Humble cabbage becomes something special when cooked with a bit of butter or oil until just tender.
Cabbage is often hidden. Cooked to death in a soup or drowned in sauce or slathered with dressing. Here, this humble head of compact leaves is allowed to be itself, gently cooked with a bit of butter until just tender. Simple, easy, and utterly satisfying. Divine with a few lamb chops or a shepherd’s pie or a seared steak or a rotisserie chicken. Or, keep things traditional and offer a few sausages and potatoes alongside. Find inspiration for endless variations at the end of the recipe—this simple technique easily morphs into a whole range of different flavors. Best of all, this gentle but not-too-long cooking method keeps the cabbage from getting stinky.
- 1 small head savoy cabbage or green cabbage
- 3 tablespoons butter
- 1/2 teaspoon salt
- Remove and discard any bruised or wilted leaves on the outside of the cabbage. Cut it into quarters and cut out the core from each (or cut out the core and then quarter). Discard the core or slice it very thinly and cook it with the cabbage.

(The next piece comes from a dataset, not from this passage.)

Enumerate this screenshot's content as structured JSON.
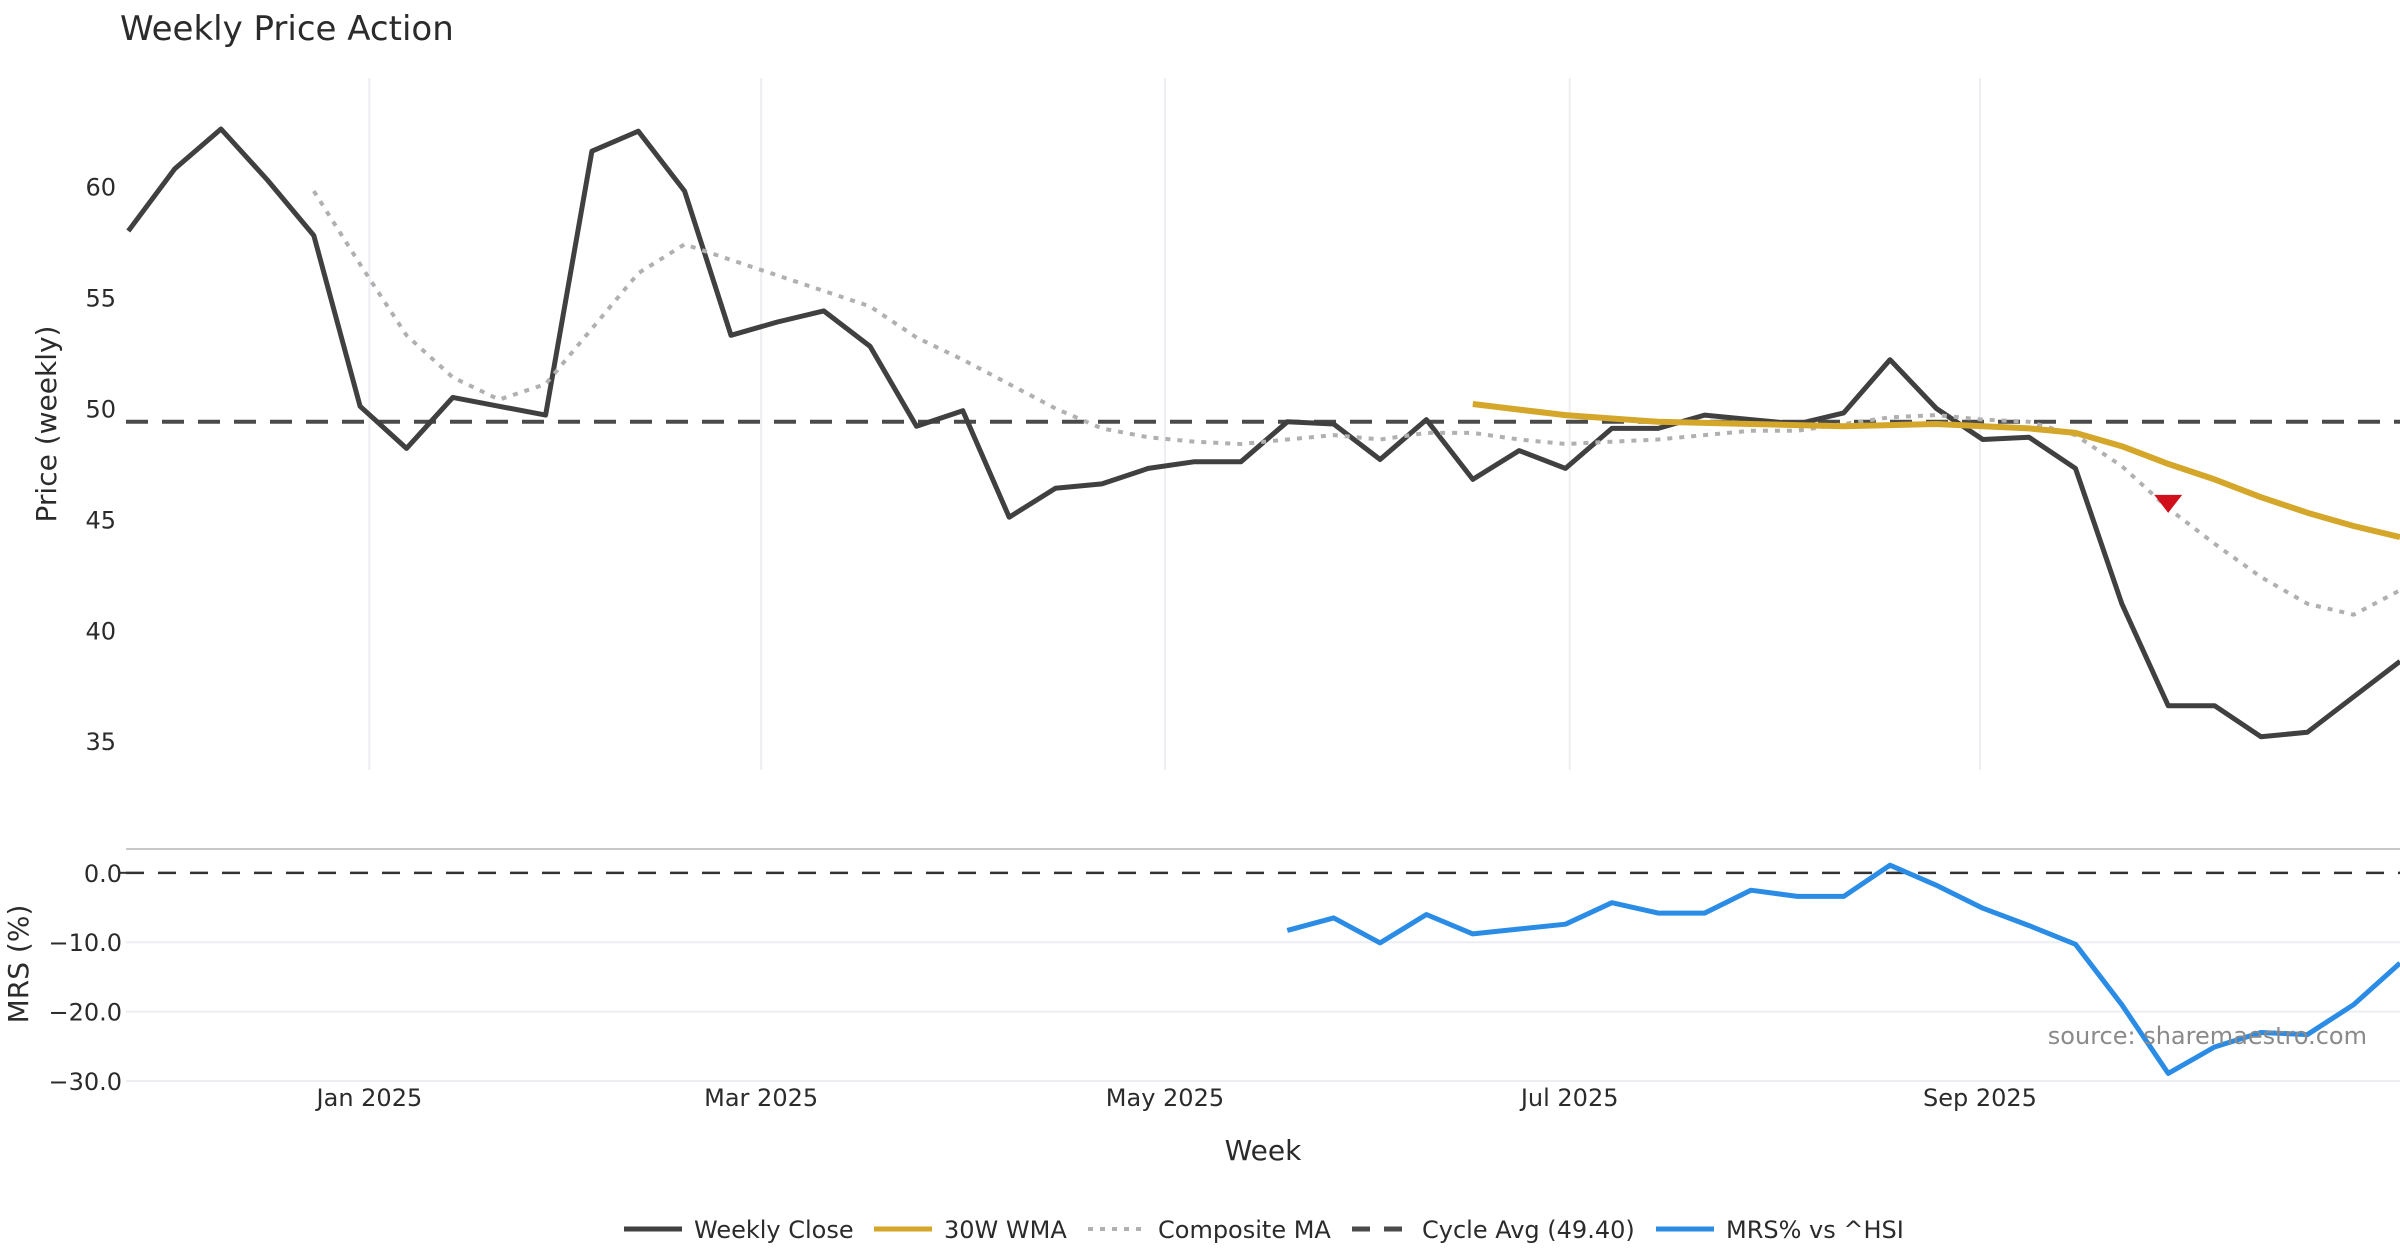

- Melt the butter in a wide sauté or braising pan over medium-high heat. Once the butter is melted, add the cabbage and sprinkle in the salt. Stir to coat the cabbage evenly with the butter, pour in 1/4 cup of water, cover, and reduce the heat to low-medium. Cook undisturbed for 5 minutes, stir, cover again, and cook for 5 more minutes, adjusting the heat to keep the liquid steaming but the cabbage not browning or sticking too much. Add 1 tablespoon or so of water if the cabbage starts to stick to the pan. Cook until the cabbage is tender but not mushy, about 20 minutes total. Serve hot or warm.
Mix up the liquid. Use chicken stock or dry white wine instead of the water as braising liquid to add extra flavor. If you use stock, you may need extra to avoid having the cabbage stick to the pan.
Make it cheesy. Grate some aged gouda or parmesan or aged gruyère over the cabbage as soon as you take it off the heat so it melts onto and sort of into the cabbage bits to delicious effect.
Warm spices. Add 1/2 teaspoon garam masala to the butter before adding the cabbage, cook, stirring, until it’s super fragrant, about 1 minute. Then add the cabbage and cook according to the rest of the recipe. Season with a shake or two of garam masala before serving.
North African kick. Add 1 teaspoon ras el hanout to the butter before adding the cabbage. Cook, stirring, until fragrant, about 1 minute. Then add 1/3 cup water to the pan, bring to a boil, and cook until the liquid is reduced by a third. Stir in the cabbage and braise as per the rest of the recipe.
Sichuan-style. Before you add the butter, toast 1/2 teaspoon Sichuan peppers in the pan until fragrant, 1-2 minutes. Transfer to a mortar and pestle and crush. Add oil instead of butter to the pan, add the toasted and crushed peppercorns to the pan along with 1-2 cloves of garlic, thinly sliced. Cook, stirring, until the garlic barely starts to turn golden, about 2 minutes, then add the cabbage and cook as directed in the rest of the recipe. Drizzle with hot chili oil to taste before serving.